Sonos Digital Music System
$1,000



This overgrown iPod of a remote is the wireless heart of the Sonos Digital Music System, a delightful--if expensive--way to shuttle music from computer or Internet around the house. With it, I can send the Ohio Players to my bedroom, Handel to the living room and Keane to the kitchen. If I'm feeling impish, I can switch them all around by swirling the track wheel and mashing a few backlit buttons while I'm walking from the living room to the bedroom. Lift the remote after it's been down for a while and its motion sensor wakes it up. Love the brick and the brick loves you back.
--Bruce Upbin


Plantronics Discovery 640
$130



When the guy who sold me my pink Motorola Razr cell phone told me I needed to buy a Bluetooth headset, I was crestfallen. Until, that is, I found the Plantronics Discovery 640.

The first time I held it I giggled with glee. The thing is tiny, only 2.25 inches long and 0.3 of an ounce, and nestles inside its chrome carrying case very much like a lipstick. I stuck a handful of rhinestones on the outside case, and now it looks even cuter clipped onto my purse. All the little parts that come with it are kept inside a tidy chrome compact with a handy mirror on the outside.
--Erika Brown


Garmin StreetPilot c330
$400



The Garmin global-positioning satellite receiver knew exactly where we were and all the places we could go: restaurants, hotels, stores and gas stations. We found our spot and discovered that the Cowgirl Creamery was on the way home (I brake for cheese).
--Victoria Murphy Barret


Skype Video Free



Skype's video quality made thousands of miles disappear for me this summer, during the Israel-Lebanon war. Hundreds of people were dying from Israeli and Hezbollah missiles. Family members were being drafted overnight under emergency military orders.

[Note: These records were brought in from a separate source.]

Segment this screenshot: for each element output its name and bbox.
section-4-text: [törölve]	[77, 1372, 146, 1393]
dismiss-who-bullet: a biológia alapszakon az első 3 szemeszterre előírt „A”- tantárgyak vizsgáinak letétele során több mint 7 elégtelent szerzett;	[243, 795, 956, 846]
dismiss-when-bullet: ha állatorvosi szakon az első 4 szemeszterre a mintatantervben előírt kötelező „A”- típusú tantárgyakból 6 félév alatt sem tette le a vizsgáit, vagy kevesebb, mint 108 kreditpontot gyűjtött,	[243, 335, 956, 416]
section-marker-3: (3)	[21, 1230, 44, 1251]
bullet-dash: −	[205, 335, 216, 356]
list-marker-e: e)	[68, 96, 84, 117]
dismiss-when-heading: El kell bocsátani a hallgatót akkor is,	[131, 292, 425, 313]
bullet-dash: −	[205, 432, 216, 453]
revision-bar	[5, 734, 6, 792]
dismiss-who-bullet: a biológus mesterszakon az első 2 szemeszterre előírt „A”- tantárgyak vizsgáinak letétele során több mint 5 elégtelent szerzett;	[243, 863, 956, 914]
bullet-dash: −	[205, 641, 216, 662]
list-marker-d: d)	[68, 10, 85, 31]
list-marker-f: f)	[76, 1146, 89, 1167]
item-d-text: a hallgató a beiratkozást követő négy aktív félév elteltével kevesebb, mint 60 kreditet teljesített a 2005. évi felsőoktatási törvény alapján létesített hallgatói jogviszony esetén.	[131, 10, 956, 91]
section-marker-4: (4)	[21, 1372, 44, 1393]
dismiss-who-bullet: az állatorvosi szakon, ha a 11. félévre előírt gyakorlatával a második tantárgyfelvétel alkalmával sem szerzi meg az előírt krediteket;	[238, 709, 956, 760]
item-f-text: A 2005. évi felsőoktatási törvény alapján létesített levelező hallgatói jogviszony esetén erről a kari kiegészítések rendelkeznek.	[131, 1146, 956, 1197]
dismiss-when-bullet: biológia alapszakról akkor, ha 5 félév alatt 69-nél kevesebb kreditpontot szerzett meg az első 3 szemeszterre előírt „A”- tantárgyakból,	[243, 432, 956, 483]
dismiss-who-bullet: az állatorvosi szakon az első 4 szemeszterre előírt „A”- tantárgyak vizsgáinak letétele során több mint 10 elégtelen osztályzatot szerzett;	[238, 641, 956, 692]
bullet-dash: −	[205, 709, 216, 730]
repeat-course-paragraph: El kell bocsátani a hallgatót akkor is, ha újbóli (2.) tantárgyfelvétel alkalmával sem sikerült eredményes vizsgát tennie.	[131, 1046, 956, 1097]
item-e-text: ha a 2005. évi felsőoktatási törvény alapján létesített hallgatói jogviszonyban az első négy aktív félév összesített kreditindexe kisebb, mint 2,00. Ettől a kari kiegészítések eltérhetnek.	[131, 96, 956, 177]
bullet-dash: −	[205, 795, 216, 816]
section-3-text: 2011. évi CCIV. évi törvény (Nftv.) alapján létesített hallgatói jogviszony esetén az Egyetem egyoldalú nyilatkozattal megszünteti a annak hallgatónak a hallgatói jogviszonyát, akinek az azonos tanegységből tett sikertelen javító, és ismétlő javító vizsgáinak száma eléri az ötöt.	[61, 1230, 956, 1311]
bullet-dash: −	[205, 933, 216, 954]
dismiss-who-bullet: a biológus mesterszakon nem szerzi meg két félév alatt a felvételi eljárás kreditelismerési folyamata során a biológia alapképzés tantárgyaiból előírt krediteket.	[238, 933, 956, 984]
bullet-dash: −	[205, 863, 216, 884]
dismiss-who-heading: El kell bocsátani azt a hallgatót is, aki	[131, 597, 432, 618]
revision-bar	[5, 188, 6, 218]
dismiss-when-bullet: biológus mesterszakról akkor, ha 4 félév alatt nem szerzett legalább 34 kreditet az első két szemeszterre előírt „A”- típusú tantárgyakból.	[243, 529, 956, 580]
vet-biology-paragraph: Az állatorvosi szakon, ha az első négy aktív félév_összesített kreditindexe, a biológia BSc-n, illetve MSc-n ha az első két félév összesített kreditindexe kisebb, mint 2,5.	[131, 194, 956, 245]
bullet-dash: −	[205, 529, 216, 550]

I decided to go back and called my parents just as they were about to practice going down to the bomb shelter. Their faces on Skype looked ghostly. "Cancel your plane ticket," my mother commanded. "You stay there, and stay safe. Promise me you won't come back."

We looked at each other for a few seconds without saying a word. On my screen a small tear rolled down her cheek-- sharp, clear and unmistakable.
--Dan Fishel


iGo Charger
$20



Life as a three-gadget man is not elegant. I need baggy pants, bulky jackets or a backpack to haul the things around. In an attempt to regain some dignity, I converged what I could: the power cords. The iGo charger juices up all three of my machines equally well; the only adjustment I have to make is swapping out a different nib for each gadget.